Enfin, de plus en plus de pays, à l'instar de la Belgique ou des Pays-Bas, ont annoncé leur intention de rejoindre les précurseurs norvégien, espagnol et québécois.

Le dispositif qui vous est soumis se veut à la fois efficace et pragmatique. Il fixe un objectif de parité des instances de direction des sociétés cotées aux articles 1er et 2, des sociétés publiques à l'article 4, et des établissements publics de l'État à l'article 5.
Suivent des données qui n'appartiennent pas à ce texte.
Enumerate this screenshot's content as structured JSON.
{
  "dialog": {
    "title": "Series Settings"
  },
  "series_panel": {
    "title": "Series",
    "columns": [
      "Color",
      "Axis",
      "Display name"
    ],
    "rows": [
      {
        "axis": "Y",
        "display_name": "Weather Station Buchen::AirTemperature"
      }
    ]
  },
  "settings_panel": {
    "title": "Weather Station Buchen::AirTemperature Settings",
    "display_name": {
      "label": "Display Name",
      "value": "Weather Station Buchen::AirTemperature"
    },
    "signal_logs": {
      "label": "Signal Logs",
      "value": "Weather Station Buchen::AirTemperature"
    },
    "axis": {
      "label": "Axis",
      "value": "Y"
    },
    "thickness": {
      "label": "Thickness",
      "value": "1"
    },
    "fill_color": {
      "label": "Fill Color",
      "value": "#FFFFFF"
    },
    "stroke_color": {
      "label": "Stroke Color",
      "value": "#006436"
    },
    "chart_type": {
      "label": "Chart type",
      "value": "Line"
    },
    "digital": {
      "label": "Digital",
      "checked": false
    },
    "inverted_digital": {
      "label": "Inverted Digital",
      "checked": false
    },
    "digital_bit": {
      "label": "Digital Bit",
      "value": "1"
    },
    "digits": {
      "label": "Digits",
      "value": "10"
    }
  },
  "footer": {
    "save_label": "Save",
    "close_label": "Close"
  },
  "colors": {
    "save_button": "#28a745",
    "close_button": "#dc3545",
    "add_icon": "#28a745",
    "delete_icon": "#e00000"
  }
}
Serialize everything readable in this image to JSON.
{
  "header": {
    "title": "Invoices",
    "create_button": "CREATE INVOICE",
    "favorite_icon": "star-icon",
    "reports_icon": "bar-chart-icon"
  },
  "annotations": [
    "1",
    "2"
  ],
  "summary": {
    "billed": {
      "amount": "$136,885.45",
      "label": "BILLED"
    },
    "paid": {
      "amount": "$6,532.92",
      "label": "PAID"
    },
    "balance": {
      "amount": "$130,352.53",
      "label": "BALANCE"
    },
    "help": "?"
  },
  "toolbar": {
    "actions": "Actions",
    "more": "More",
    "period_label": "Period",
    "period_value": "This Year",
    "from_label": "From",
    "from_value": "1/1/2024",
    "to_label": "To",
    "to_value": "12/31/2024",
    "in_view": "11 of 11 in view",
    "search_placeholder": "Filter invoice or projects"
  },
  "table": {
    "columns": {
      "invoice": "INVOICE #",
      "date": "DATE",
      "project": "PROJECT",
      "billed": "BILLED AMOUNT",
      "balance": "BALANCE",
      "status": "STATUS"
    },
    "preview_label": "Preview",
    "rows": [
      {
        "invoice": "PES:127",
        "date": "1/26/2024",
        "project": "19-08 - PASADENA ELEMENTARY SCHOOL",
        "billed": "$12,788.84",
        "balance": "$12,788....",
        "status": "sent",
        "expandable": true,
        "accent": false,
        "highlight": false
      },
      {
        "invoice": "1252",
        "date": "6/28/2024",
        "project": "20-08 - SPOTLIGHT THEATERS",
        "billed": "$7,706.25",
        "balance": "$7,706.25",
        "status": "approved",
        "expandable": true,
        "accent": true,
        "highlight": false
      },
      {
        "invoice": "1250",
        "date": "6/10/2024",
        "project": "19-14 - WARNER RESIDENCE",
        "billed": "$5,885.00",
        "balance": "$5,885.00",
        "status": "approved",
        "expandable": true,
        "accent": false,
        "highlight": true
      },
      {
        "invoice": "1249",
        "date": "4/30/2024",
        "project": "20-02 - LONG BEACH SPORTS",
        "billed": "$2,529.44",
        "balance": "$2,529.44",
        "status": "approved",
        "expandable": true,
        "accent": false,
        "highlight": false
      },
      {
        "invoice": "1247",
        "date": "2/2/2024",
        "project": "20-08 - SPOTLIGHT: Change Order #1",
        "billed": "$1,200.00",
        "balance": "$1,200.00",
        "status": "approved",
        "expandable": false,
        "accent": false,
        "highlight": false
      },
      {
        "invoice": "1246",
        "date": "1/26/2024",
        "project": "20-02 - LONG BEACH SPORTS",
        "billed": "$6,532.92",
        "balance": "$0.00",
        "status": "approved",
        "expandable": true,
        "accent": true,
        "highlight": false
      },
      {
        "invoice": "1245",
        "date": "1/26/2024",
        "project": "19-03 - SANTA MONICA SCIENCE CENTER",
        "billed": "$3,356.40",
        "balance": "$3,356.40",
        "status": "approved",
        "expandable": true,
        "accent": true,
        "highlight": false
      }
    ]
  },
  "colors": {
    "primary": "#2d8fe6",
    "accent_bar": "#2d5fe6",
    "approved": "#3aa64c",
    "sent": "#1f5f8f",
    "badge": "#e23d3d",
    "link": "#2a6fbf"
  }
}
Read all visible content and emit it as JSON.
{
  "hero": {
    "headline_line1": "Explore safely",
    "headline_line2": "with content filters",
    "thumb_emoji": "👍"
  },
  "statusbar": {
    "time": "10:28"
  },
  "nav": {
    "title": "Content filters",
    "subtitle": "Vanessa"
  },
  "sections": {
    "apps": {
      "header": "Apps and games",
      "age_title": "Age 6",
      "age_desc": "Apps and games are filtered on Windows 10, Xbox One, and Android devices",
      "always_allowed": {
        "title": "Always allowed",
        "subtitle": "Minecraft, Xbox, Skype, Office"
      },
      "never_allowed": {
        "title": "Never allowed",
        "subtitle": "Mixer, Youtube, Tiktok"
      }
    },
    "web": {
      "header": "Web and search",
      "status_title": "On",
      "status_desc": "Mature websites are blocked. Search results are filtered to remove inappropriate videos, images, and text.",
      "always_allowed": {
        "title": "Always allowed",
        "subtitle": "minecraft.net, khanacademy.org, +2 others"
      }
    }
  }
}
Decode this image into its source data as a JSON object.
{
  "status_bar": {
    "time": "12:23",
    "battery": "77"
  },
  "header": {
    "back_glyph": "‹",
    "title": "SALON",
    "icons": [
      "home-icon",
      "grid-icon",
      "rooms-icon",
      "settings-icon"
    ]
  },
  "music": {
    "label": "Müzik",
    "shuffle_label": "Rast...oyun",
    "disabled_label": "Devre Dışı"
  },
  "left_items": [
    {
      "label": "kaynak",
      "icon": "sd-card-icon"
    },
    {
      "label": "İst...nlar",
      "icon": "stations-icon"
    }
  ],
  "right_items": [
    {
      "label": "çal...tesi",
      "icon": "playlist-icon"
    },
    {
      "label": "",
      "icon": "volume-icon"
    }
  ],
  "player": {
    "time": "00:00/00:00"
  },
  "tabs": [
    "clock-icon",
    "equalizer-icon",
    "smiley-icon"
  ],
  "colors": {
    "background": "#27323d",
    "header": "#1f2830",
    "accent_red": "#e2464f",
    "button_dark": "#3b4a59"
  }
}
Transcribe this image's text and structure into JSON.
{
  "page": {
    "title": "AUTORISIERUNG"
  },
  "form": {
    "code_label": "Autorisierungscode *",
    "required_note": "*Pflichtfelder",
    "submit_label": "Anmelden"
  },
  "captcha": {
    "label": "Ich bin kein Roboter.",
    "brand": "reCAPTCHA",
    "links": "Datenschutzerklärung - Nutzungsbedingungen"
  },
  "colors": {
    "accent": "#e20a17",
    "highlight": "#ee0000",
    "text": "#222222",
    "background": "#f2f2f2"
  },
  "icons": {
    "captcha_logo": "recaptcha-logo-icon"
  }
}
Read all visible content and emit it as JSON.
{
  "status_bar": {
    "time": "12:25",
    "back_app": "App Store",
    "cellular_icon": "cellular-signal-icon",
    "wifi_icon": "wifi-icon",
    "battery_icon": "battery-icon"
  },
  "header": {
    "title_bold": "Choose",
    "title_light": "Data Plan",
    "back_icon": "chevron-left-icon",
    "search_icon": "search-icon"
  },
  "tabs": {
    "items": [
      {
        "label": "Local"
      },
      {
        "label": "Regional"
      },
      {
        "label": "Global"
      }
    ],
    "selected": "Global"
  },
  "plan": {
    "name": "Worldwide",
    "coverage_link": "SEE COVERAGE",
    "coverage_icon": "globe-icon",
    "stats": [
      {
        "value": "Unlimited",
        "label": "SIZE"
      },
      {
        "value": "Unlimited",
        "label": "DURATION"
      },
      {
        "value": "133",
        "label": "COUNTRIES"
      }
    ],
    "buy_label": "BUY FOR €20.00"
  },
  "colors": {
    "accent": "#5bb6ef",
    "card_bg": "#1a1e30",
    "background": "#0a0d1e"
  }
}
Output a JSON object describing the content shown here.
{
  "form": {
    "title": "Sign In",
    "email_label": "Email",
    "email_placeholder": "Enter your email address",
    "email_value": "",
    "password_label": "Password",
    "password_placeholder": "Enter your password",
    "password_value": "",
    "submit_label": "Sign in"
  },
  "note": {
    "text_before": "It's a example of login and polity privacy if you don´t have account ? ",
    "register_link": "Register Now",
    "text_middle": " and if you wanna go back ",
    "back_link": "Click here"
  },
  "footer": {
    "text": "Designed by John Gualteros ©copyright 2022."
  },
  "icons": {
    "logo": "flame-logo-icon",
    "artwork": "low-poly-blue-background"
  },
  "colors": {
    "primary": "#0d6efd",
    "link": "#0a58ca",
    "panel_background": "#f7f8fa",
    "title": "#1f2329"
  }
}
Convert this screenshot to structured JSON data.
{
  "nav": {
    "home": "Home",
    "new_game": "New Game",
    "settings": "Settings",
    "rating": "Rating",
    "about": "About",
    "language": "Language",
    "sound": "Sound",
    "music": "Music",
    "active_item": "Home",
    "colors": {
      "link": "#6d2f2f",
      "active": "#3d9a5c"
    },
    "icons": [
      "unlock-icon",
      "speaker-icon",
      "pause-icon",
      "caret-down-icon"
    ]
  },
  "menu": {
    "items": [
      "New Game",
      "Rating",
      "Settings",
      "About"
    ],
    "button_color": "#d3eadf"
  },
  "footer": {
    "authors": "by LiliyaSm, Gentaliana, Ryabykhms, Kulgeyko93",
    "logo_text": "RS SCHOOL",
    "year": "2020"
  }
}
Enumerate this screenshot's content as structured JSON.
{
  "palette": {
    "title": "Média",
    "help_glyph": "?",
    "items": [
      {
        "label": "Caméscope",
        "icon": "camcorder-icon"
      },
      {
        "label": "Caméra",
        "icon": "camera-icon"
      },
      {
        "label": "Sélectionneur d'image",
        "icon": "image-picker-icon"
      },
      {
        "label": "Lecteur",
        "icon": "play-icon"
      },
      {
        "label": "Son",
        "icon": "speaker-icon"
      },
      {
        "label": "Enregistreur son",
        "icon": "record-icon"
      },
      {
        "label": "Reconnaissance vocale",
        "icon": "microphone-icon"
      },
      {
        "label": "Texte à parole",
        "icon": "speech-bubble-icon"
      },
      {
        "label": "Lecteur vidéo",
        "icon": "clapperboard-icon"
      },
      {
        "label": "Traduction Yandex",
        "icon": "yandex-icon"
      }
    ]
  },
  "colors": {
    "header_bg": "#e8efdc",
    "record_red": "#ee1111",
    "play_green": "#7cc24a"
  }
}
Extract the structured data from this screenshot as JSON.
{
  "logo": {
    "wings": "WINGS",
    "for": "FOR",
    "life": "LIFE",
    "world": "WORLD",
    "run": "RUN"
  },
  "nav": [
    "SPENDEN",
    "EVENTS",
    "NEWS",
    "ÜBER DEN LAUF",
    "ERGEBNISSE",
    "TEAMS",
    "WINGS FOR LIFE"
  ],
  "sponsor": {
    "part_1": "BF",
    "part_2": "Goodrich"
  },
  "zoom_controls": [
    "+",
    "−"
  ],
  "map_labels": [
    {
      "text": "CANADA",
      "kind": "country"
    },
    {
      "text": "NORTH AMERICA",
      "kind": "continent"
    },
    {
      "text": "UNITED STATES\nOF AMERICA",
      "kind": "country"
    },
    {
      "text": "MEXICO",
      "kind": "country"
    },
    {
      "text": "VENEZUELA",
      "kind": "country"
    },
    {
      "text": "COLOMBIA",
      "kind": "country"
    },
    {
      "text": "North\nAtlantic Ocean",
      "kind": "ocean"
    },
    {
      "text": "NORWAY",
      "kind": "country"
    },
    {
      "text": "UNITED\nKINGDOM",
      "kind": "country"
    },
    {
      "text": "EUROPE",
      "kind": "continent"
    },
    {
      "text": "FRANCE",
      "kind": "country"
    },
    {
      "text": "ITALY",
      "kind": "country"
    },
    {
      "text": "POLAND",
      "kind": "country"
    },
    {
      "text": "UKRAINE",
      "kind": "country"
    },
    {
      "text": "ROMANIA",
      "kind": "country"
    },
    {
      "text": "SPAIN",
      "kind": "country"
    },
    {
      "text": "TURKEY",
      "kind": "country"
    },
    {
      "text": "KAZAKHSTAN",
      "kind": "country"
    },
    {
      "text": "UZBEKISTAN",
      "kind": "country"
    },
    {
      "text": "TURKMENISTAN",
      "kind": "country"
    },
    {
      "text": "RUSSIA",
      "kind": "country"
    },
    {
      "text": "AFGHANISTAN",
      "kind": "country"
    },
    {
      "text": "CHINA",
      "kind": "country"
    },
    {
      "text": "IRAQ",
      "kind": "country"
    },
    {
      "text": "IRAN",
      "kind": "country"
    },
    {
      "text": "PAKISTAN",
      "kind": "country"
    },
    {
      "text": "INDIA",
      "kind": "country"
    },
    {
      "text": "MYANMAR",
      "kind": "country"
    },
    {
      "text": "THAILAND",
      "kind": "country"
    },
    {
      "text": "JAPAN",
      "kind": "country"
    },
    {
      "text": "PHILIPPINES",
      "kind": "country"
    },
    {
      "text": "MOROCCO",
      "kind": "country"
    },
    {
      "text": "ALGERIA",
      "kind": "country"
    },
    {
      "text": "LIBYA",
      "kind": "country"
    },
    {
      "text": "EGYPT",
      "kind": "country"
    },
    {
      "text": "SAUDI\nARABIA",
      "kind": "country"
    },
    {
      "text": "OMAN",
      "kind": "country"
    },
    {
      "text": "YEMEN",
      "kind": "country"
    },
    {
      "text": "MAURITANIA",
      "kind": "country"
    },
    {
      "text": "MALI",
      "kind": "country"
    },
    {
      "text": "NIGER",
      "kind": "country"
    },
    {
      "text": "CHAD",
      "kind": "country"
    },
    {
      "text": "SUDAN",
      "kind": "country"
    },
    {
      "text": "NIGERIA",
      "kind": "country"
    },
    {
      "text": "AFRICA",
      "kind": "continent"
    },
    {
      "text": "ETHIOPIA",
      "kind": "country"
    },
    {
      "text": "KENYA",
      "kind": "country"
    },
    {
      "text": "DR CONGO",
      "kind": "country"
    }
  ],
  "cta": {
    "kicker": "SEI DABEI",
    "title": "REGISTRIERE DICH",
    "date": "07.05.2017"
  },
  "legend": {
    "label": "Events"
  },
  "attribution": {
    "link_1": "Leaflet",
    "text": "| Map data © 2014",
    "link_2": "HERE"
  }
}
Dès lors que les femmes représentent aujourd'hui une proportion de la population active presque équivalente à celle des hommes, que leur niveau de qualification est au moins aussi élevé et qu'elles prennent une part déterminante dans la consommation, il apparaît naturel de les associer, sur un pied d'égalité, aux décisions stratégiques des entreprises et des établissements publics de l'État.

Par extension, des améliorations devraient se faire jour dans la conduite des politiques internes d'égalité professionnelle et salariale, au sujet desquelles l'article 6 prévoit d'ailleurs une implication plus étroite des organes de direction des entreprises.

D'un strict point de vue quantitatif, le processus apparaît parfaitement soutenable. S'agissant des seules sociétés anonymes françaises, le dernier rapport d'activité de la délégation aux droits des femmes de l'Assemblée nationale souligne d'ailleurs que : « le nombre de femmes qu'il faudrait “trouver” s'étagera dans une fourchette qui va de 1 350 femmes si chacune des nouvelles administratrices cumule deux mandats, à 550 si elles en cumulent cinq […]. Cet objectif, à atteindre dans un délai de plusieurs années, paraît donc réaliste ».

En outre, à l'instar des précédents étrangers, le texte prévoit une progressivité dans sa mise en oeuvre. Plusieurs paliers, assortis d'objectifs chiffrés, sont ainsi définis.

Lors des auditions, certains aménagements me sont apparus nécessaires afin de garantir l'applicabilité du texte et, pourquoi ne pas en convenir, son aboutissement. Au final, si la Commission adopte mes amendements, cette proposition de loi conservera, à n'en pas douter, son caractère novateur et progressiste. Il me semble que l'essentiel est d'aboutir à des avancées tangibles.